In October 1938, owners of the building that housed La Conga enlisted architects Walker & Eisen to give the structure a streamline moderne makeover, in keeping with the Hollywood Recreation Center next door, which had opened in December 1937, the Hollywood Tropics building on the other side of it, and the new West Coast home of NBC radio across the street, built on a portion of the old Lasky/Famous Players lot.
The new facade had smooth white stucco and “modernistic chrome trimmings” on black and maroon colored Vitrolite tile, and indirect neon lighting. The anchor tenant, Thrify Drugstore, opened here in December 1939.
The following screen shots are from the 1939 MGM short, “Rhumba Rhythm at the Hollywood La Conga” which appears to have been filmed on location. House band leader Eduardo Chavez appears as himself.
The film in its entirety can be seen on youtube, thanks to user “ShortFilm.
In mid-1941, La Conga changed its name to the Copacabana, though it continued to feature rhumba/Cuban music. However, Monte Prosser (who would later front the New York Copacabana club) apparently did not follow procedure in the matter of updating the club’s license to reflect the new name, because on December 19, 1941, William G. Bonelli of the State Board of Equalization, which regulated compliance with the state alcoholic beverage control act, revoked La Conga’s liquor license on the basis that the owner, Monte Prosser, had abandoned it four months earlier.
La Conga reopened days later, on Christmas Eve 1941, with a new theme and a new name: Sugar Hill.
By early 1945, 1551 N. Vine had become the Club Morocco. The Morocco filed for involuntary bankruptcy in January 1948 and its fixtures and equipment were sold at auction the following month.

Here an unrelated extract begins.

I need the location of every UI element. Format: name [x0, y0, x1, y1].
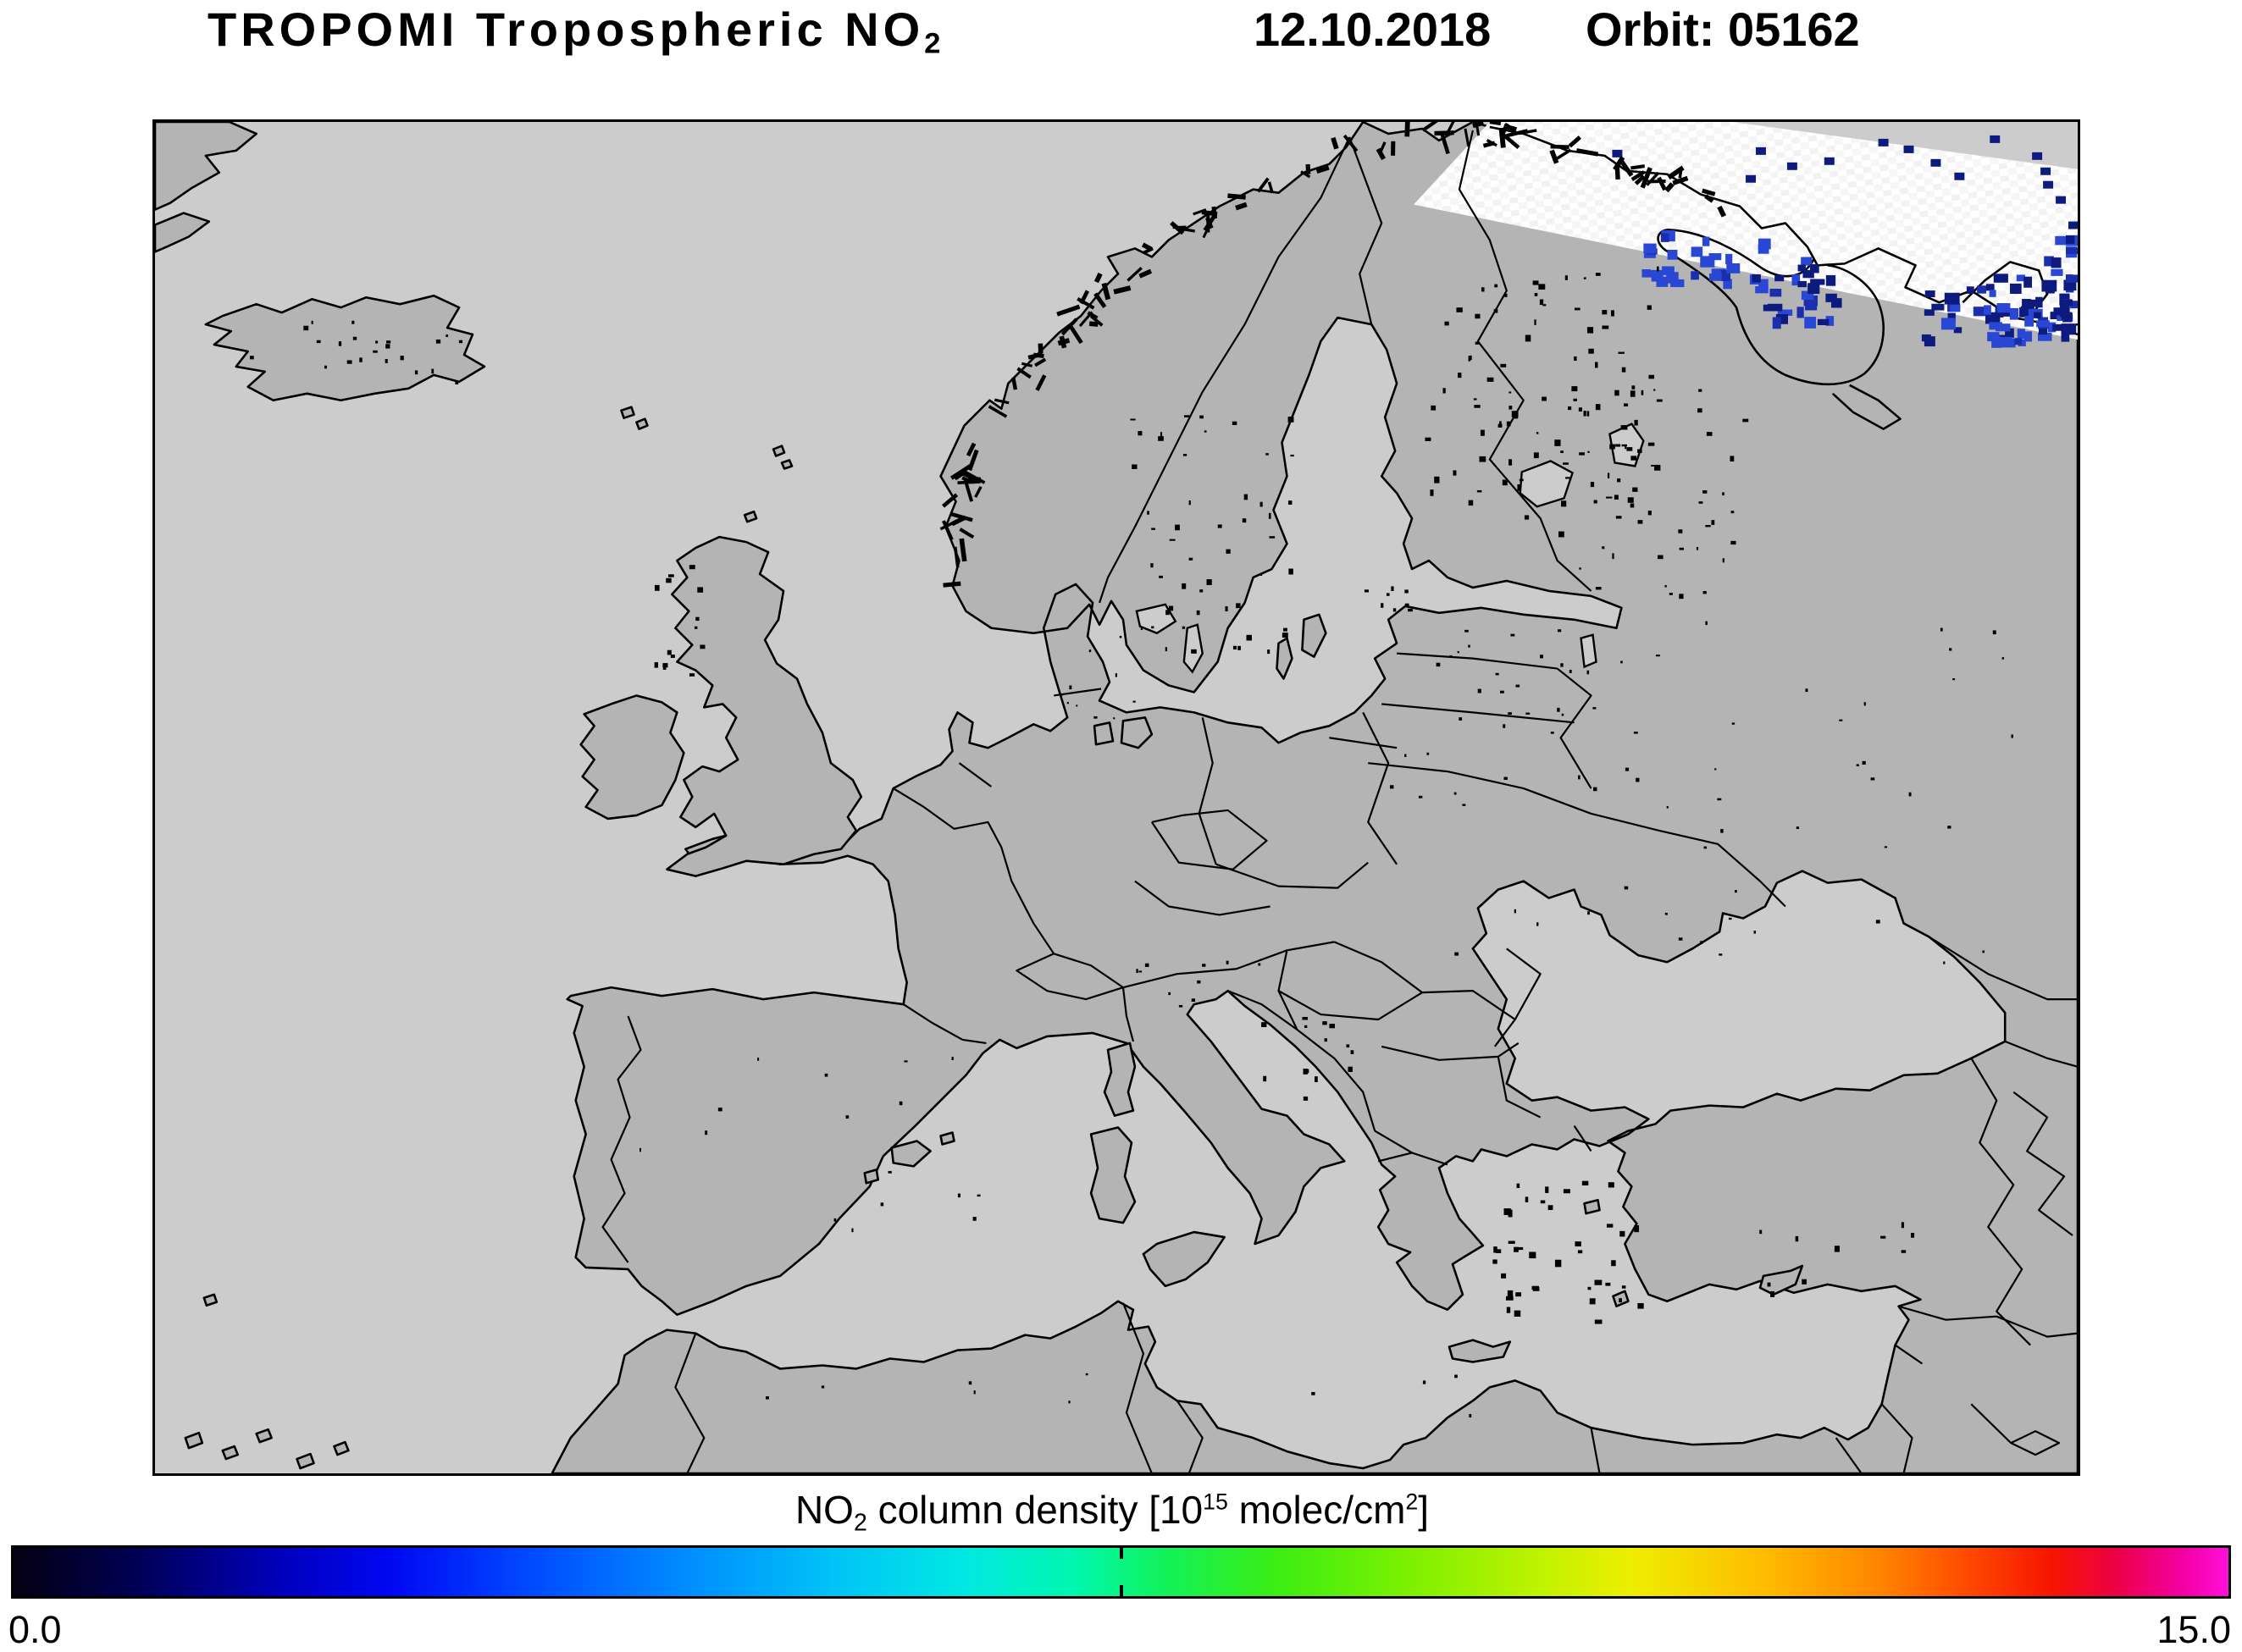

1551 N. Vine Street’s days (and nights) as a club came to an end. In December 1949, it reopened as the new Hollywood ticket office of the Santa Fe Railroad.

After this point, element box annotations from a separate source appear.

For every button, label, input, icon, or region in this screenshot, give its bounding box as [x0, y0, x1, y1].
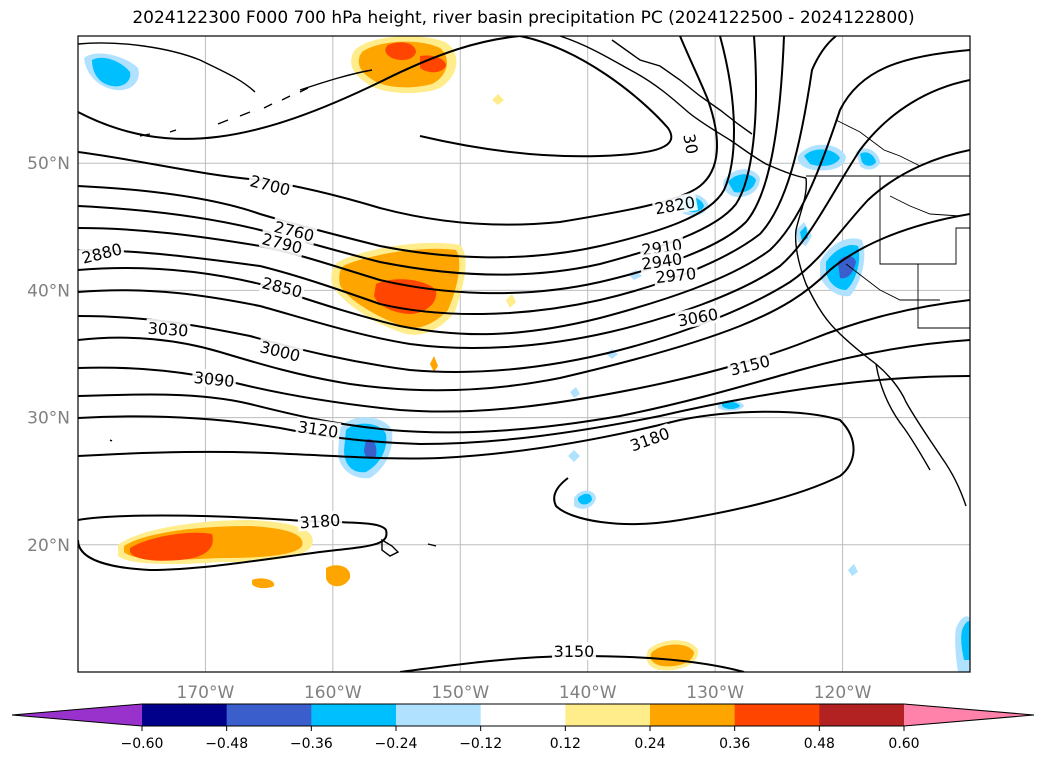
height-contours [78, 36, 970, 672]
contour-label: 3030 [147, 319, 189, 341]
lon-tick-label: 160°W [304, 683, 362, 703]
lat-tick-label: 20°N [27, 536, 70, 556]
colorbar-tick-label: −0.24 [375, 736, 418, 752]
colorbar-extend-min [12, 704, 142, 726]
colorbar-tick-label: −0.48 [205, 736, 248, 752]
colorbar-tick-label: −0.60 [121, 736, 164, 752]
lon-tick-label: 130°W [686, 683, 744, 703]
height-contour [78, 49, 970, 336]
height-contour [78, 36, 735, 259]
colorbar-swatch [480, 704, 566, 726]
gridlines [78, 36, 970, 672]
height-contour [78, 36, 837, 316]
colorbar-swatch [650, 704, 736, 726]
height-contour [78, 339, 970, 434]
precip-strong-positive-area [130, 532, 213, 561]
lat-tick-label: 50°N [27, 154, 70, 174]
precip-negative-area [848, 564, 858, 576]
colorbar-swatch [565, 704, 651, 726]
height-contour [78, 36, 521, 140]
height-contour [78, 149, 970, 373]
map-frame [77, 35, 971, 673]
map-title: 2024122300 F000 700 hPa height, river ba… [132, 8, 915, 28]
colorbar-tick-label: −0.36 [290, 736, 333, 752]
axis-labels: 50°N 40°N 30°N 20°N 170°W 160°W 150°W 140°W 130°… [27, 154, 871, 703]
precip-negative-area [570, 387, 580, 398]
lon-tick-label: 150°W [431, 683, 489, 703]
precip-negative-area [961, 621, 970, 660]
height-contour [78, 375, 970, 446]
precip-negative-area [92, 57, 131, 87]
precip-negative-area [568, 450, 580, 462]
precip-positive-area [430, 356, 438, 372]
colorbar-tick-label: 0.36 [719, 736, 750, 752]
colorbar-swatch [226, 704, 312, 726]
precip-negative-area [860, 152, 876, 166]
contour-label: 2970 [655, 264, 697, 287]
height-contour [78, 514, 388, 572]
lon-tick-label: 140°W [559, 683, 617, 703]
height-contour [419, 36, 673, 158]
contour-label: 30 [679, 132, 701, 155]
height-contour [78, 36, 757, 276]
precip-negative-area [804, 149, 840, 166]
colorbar-swatch [734, 704, 820, 726]
coastlines [78, 36, 967, 557]
precip-positive-area [358, 41, 447, 88]
colorbar-swatch [311, 704, 397, 726]
height-contour [78, 79, 970, 349]
precip-positive-area [252, 578, 275, 589]
lat-tick-label: 40°N [27, 281, 70, 301]
contour-label: 3180 [299, 511, 341, 533]
colorbar: −0.60 −0.48 −0.36 −0.24 −0.12 0.12 0.24 0.36 0.4… [11, 703, 1035, 752]
colorbar-tick-label: 0.48 [804, 736, 835, 752]
precip-strong-negative-area [364, 438, 377, 459]
colorbar-swatch [819, 704, 905, 726]
precip-strong-positive-area [385, 42, 416, 60]
precip-negative-area [722, 401, 740, 409]
height-contour [78, 36, 718, 226]
lon-tick-label: 120°W [814, 683, 872, 703]
height-contour [78, 410, 855, 525]
precip-positive-area [506, 294, 516, 308]
lon-tick-label: 170°W [177, 683, 235, 703]
precip-negative-area [578, 493, 592, 505]
lat-tick-label: 30°N [27, 409, 70, 429]
map-frame-background [78, 36, 970, 672]
colorbar-tick-label: 0.60 [888, 736, 919, 752]
colorbar-swatch [142, 704, 228, 726]
contour-label: 3090 [193, 368, 235, 391]
colorbar-tick-label: 0.12 [550, 736, 581, 752]
precip-positive-area [492, 94, 504, 105]
political-borders [806, 119, 970, 329]
precip-negative-area [728, 174, 756, 193]
colorbar-swatch [396, 704, 482, 726]
colorbar-tick-label: −0.12 [459, 736, 502, 752]
colorbar-extend-max [904, 704, 1034, 726]
contour-label: 3150 [554, 642, 595, 661]
precip-positive-area [326, 565, 351, 587]
height-contour [78, 213, 970, 392]
colorbar-tick-label: 0.24 [634, 736, 665, 752]
height-contour [78, 36, 785, 295]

Whalen was identified as the former operator of the 1551 Club in December 1935, when he was arrested, along with “James Ray” and “Paul Parker” in San Francisco for robbing a Hollywood dress shop, Lillian Herts, 9268 Sunset Boulevard, of $4000 worth of gowns and furs. See LA Daily News 12/6/1935.
Prosser, a “publicity agent” would lend his name to the talent booking agency, Monte Prosser Productions, run by Johnny Roselli, the Chicago Outfit’s man in Hollywood. Prosser would open a “Beachcomber” restaurant in New York in the late 1930s that seems to have been a ripoff of Don the Beachcomber’s, and where the Zombie is said to have originated. He also operated Monte Prosser’s Zombie Bar at the 1939 World’s Fair. He ostensibly bought the New York Copacabana Club in 1947. In July 1950, Virgil Peterson of the Chicago Crime Commission, testifying before the US Congress Special Committee Investigation of Organized Crime in Interstate Commerce (aka the Kefauver Committee) said that Thomas Cassera, “an individual closely identified with the gangster element” had operated the Chanticleer club at 8572 Sunset Boulevard with Prosser.
In November 1939, Bonelli had been accused of graft in a pay to play liquor license scandal. Bonelli denied the accusations. It is worth noting that the LA mob made similar charges against citizen vice investigators led by Clifford Clinton. The bribe trial was unsuccessful and Bonelli continued on the SBE, eventually becoming its chair, until he was finally defeated in November 1954. At that time, Bonelli was implicated in another liquor license graft probe, in San Diego. He was indicted by the San Diego County grand jury in February 1955 and ended up fleeing to Mexico , where he died in 1970.